Engineers told Xinhua that these new, chubby-looking trains would also feature more spacious coaches and could still speed at up to 350 kilometers per hour despite the bigger passenger loads.
Zhang Weihua, a professor with the Chengdu-based Southwest Jiaotong University, told the state-run Science and Technology Daily that there were no major technical hurdles in adding another floor, though design changes would be needed in power distribution and wheels.
The newspaper said one challenge would be how to offset centrifugal forces when the heavier carriages made sharp turns on tracks without passengers on the upper floor experiencing motion sickness. However, Zhang said this could be overcome by lowering the center of gravity of each carriage.
Busy trunk routes running through eastern and southern China, including lines linking Beijing and Shanghai, Shanghai and Ningbo, Shanghai and Nanjing and Guangzhou and Shenzhen, which are also among the most profitable on the network, may be among the first to trial the double-deckers.
It isn’t the first time China has used double-deck trains: one consisting of two locomotives and four bilevel carriages was built back in 1958.

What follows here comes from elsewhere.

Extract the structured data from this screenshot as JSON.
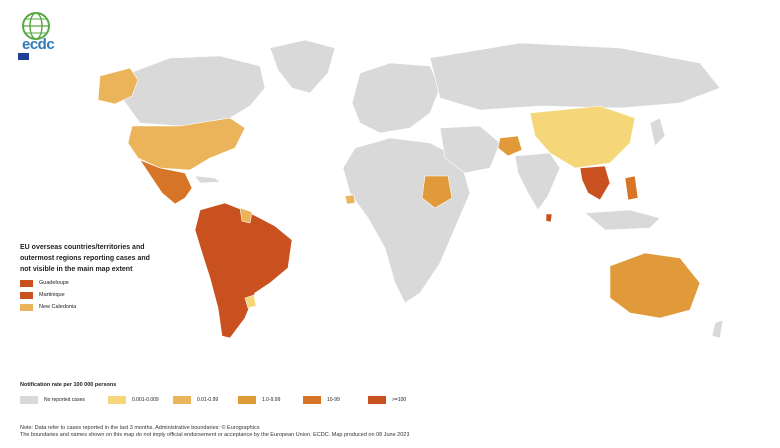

The most obvious benefit is to reduce congestion, but it will also lower operating costs per passenger without requiring costly new infrastructure such as extended platforms for longer trains, extra tracks or upgrades in signaling and safety equipment so more frequent services can be run.
Euroduplex, made by the French rolling stock and rail equipment manufacturer Alstom, is currently the only double-deck carriage in commercial service that can hit the 300 km/h mark. Thanks to its two-floor configuration, an eight-car Euroduplex can carry more than 1,200 passengers through France, Germany, Switzerland, Spain and Luxembourg, 40% more than the capacity of a single-decker of equivalent length and gauge.
Hong Kong’s MTR operates standard double-deck, cross-boundary intercity trains between cities in Guangdong province, using rolling stock manufactured by Kinki Sharyo in Japan.